Une proposition si juste ne pouvoit être rejetée. Stairs n’osa la condamner en elle-même ; mais il fit entendre au roi son maître qu’elle étoit dangereuse, en ce qu’elle prolongeroit la négociation, et que les délais pourroient faire échouer le traité ; que tout devoit être suspect de la part des ministres de France ; qu’ils étoient les auteurs de la proposition nouvelle des garnisons suisses ; et que, quoiqu’on ne pût la dire mauvaise en elle-même, ces ministres donnoient, disoit-il, dans ce qu’il y avoit de plus mauvais sans en faire semblant ; qu’on pouvoit porter ce jugement de leurs intentions secrètes sans blesser la charité, puisqu’ils avoient saisi toutes les occasions de s’opposer au traité dès le commencement ; qu’ils différeroient le plus qu’il seroit possible d’envoyer à Londres la résolution du régent, pour la faire passer à Vienne si elle étoit approuvée du roi d’Angleterre, et que peut-être ils donneroient pour motif de retardement l’embarras survenu à Paris au sujet de l’affaire de la monnaie. Cet incident, que les ministres étrangers regardoient comme un commencement de brouillerie éclatante entre le régent et le parlement, étoit pour eux un sujet important de réflexions et d’attention sur les suites qu’un tel démêlé pouvoit avoir.

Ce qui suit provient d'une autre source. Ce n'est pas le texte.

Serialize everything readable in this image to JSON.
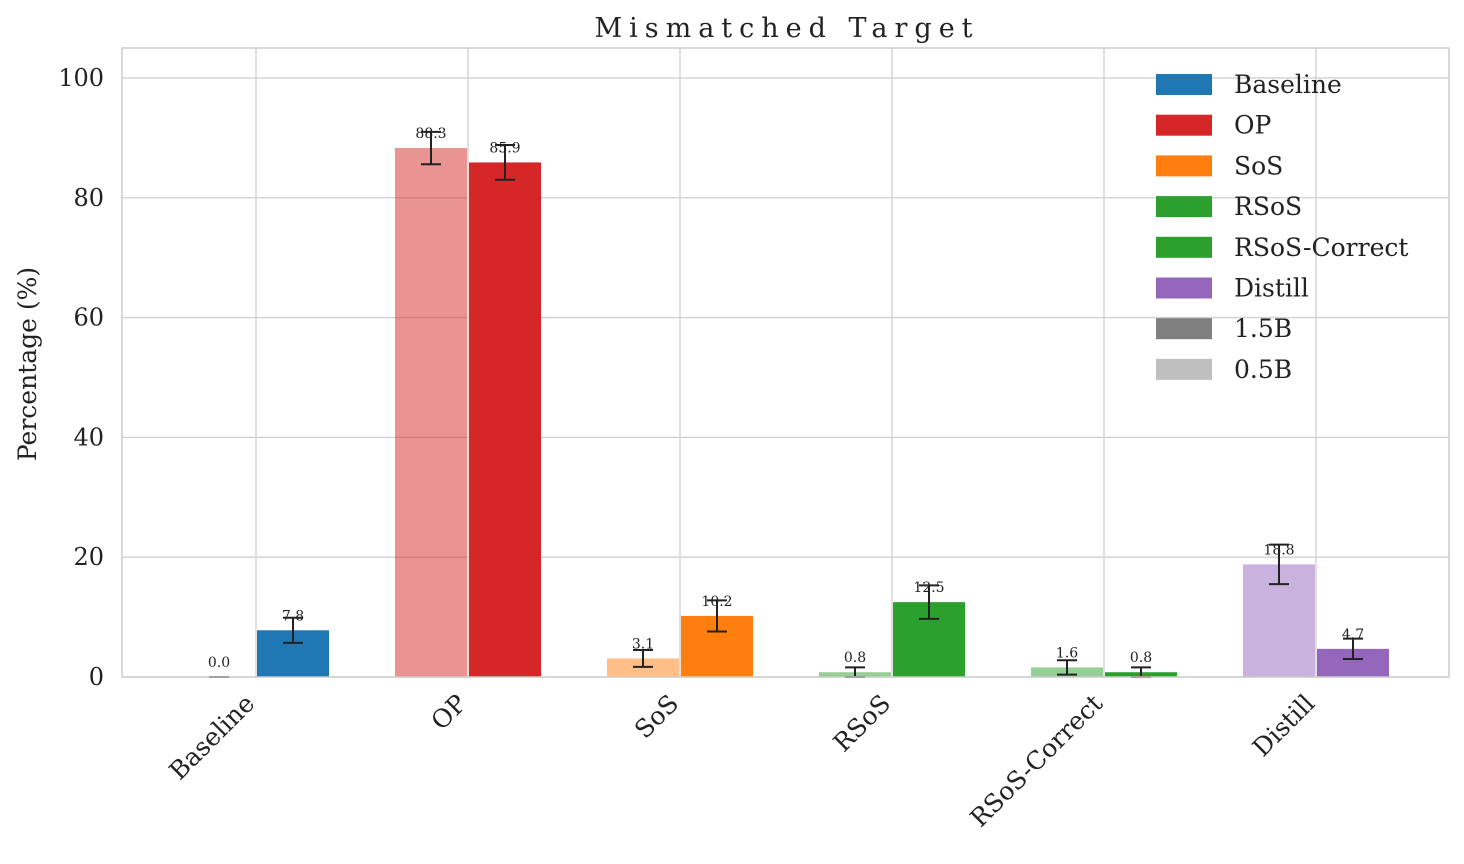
{
  "chart_data": {
    "type": "bar",
    "title": "Mismatched Target",
    "xlabel": "",
    "ylabel": "Percentage (%)",
    "ylim": [
      0,
      105
    ],
    "yticks": [
      "0",
      "20",
      "40",
      "60",
      "80",
      "100"
    ],
    "ytick_values": [
      0,
      20,
      40,
      60,
      80,
      100
    ],
    "categories": [
      "Baseline",
      "OP",
      "SoS",
      "RSoS",
      "RSoS-Correct",
      "Distill"
    ],
    "category_colors": [
      "#1f77b4",
      "#d62728",
      "#ff7f0e",
      "#2ca02c",
      "#2ca02c",
      "#9467bd"
    ],
    "series": [
      {
        "name": "0.5B",
        "opacity": 0.5,
        "values": [
          0.0,
          88.3,
          3.1,
          0.8,
          1.6,
          18.8
        ],
        "labels": [
          "0.0",
          "88.3",
          "3.1",
          "0.8",
          "1.6",
          "18.8"
        ],
        "errors": [
          0.0,
          2.7,
          1.4,
          0.8,
          1.2,
          3.3
        ]
      },
      {
        "name": "1.5B",
        "opacity": 1.0,
        "values": [
          7.8,
          85.9,
          10.2,
          12.5,
          0.8,
          4.7
        ],
        "labels": [
          "7.8",
          "85.9",
          "10.2",
          "12.5",
          "0.8",
          "4.7"
        ],
        "errors": [
          2.1,
          2.9,
          2.6,
          2.8,
          0.8,
          1.7
        ]
      }
    ],
    "legend": {
      "placement": "top-right",
      "entries": [
        {
          "label": "Baseline",
          "color": "#1f77b4"
        },
        {
          "label": "OP",
          "color": "#d62728"
        },
        {
          "label": "SoS",
          "color": "#ff7f0e"
        },
        {
          "label": "RSoS",
          "color": "#2ca02c"
        },
        {
          "label": "RSoS-Correct",
          "color": "#2ca02c"
        },
        {
          "label": "Distill",
          "color": "#9467bd"
        },
        {
          "label": "1.5B",
          "color": "#808080"
        },
        {
          "label": "0.5B",
          "color": "#bfbfbf"
        }
      ]
    },
    "grid": true
  }
}
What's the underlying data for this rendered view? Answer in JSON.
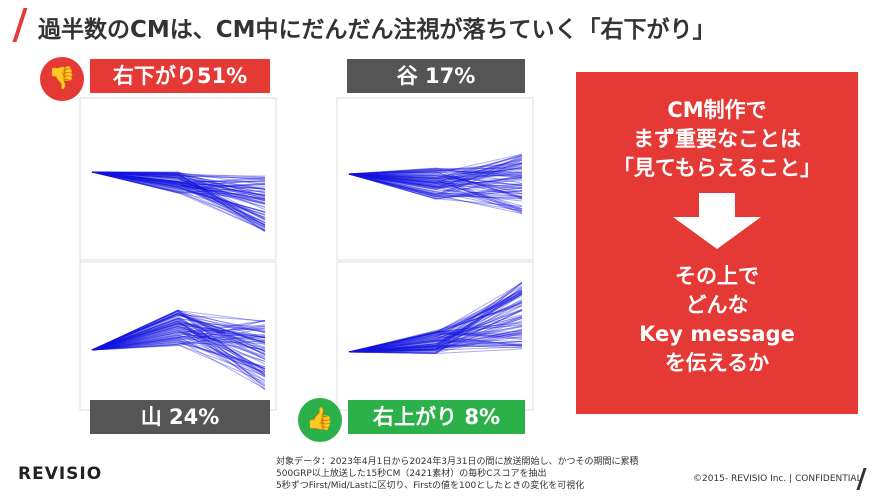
{
  "header": {
    "title": "過半数のCMは、CM中にだんだん注視が落ちていく「右下がり」"
  },
  "panels": [
    {
      "label": "右下がり51%"
    },
    {
      "label": "谷 17%"
    },
    {
      "label": "山 24%"
    },
    {
      "label": "右上がり 8%"
    }
  ],
  "message": {
    "top": [
      "CM制作で",
      "まず重要なことは",
      "「見てもらえること」"
    ],
    "bottom": [
      "その上で",
      "どんな",
      "Key message",
      "を伝えるか"
    ]
  },
  "footnote": [
    "対象データ：2023年4月1日から2024年3月31日の間に放送開始し、かつその期間に累積",
    "500GRP以上放送した15秒CM（2421素材）の毎秒Cスコアを抽出",
    "5秒ずつFirst/Mid/Lastに区切り、Firstの値を100としたときの変化を可視化"
  ],
  "footer": {
    "logo": "REVISIO",
    "copyright": "©2015- REVISIO Inc. | CONFIDENTIAL"
  }
}
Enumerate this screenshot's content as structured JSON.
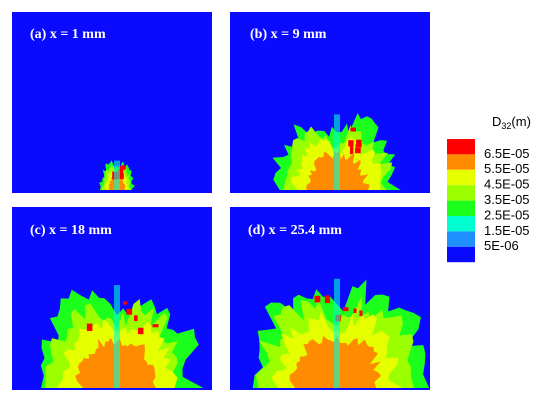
{
  "panels": [
    {
      "label": "(a) x = 1 mm"
    },
    {
      "label": "(b) x = 9 mm"
    },
    {
      "label": "(c) x = 18 mm"
    },
    {
      "label": "(d) x = 25.4 mm"
    }
  ],
  "colorbar": {
    "title": {
      "symbol": "D",
      "subscript": "32",
      "unit": "(m)"
    },
    "labels": [
      "6.5E-05",
      "5.5E-05",
      "4.5E-05",
      "3.5E-05",
      "2.5E-05",
      "1.5E-05",
      "5E-06"
    ],
    "colors": [
      "#ff0000",
      "#ff8c00",
      "#e5ff00",
      "#9cff00",
      "#1cff1c",
      "#00ffd0",
      "#1e90ff",
      "#0a0aff"
    ]
  }
}
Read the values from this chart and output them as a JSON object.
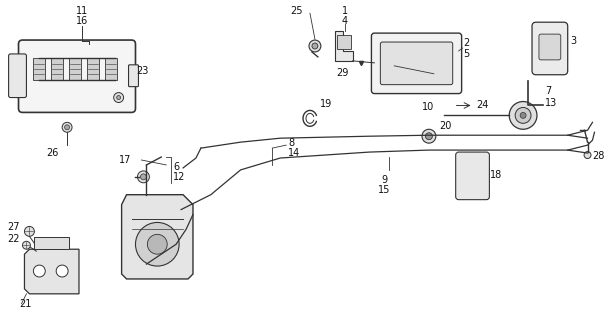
{
  "bg_color": "#ffffff",
  "line_color": "#333333",
  "text_color": "#111111",
  "fig_width": 6.11,
  "fig_height": 3.2,
  "dpi": 100
}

Le roi d’Angleterre, soit par ce motif, soit par l’intérêt capital qu’il avoit de conserver à ses sujets la liberté du commerce d’Espagne, essayoit de maintenir un reste de bonne intelligence avec le roi d’Espagne, quoique la flotte anglaise fût déjà sortie de la Manche, envoyée à dessein et avec des ordres exprès de traverser les entreprises que l’armée d’Espagne pourroit tenter en Italie. Les ministres anglois tâchoient de justifier par des paroles la conduite que leur maître tenoit à l’égard de l’Espagne ; mais l’apologie en étant difficile, ils se plaignoient d’Albéroni, attribuant au procédé de ce ministre l’aigreur déraisonnable que le roi d’Espagne faisoit paroître à l’égard du roi d’Angleterre. Comme il étoit au moins douteux que ces plaintes réussissent à Madrid, et que le roi d’Espagne se laissât persuader de l’amitié des Anglois malgré les preuves qu’il recevoit de leur inimitié, les ministres anglois avoient soin d’avertir leurs marchands à Cadix et dans les autres ports d’Espagne de se tenir sur leurs gardes, et de prendre des mesures pour mettre à couvert leurs effets en cas de rupture : toutes choses y paraissoient disposées, et cependant le roi d’Espagne manquoit absolument d’alliés. Un prince, dont la puissance étoit grande, mais trop éloignée pour être utile à l’Espagne, s’offrit à la seconder. Le czar fit dire à Cellamare qu’il étoit prêt de reconnoître le roi d’Espagne pour médiateur des différends du Nord ; que, de plus, il feroit dire clairement au régent qu’étant mal satisfoit des Autrichiens et du roi d’Angleterre, il étoit résolu d’appuyer les intérêts du roi d’Espagne. Il eût été plus utile pour ce dernier monarque que les Provinces-Unies en eussent entrepris la défense ; mais l’objet principal de cette république étoit alors de conserver la paix et de se ménager également envers toutes les puissances, dont les intérêts différents pouvoient rallumer la guerre en Europe.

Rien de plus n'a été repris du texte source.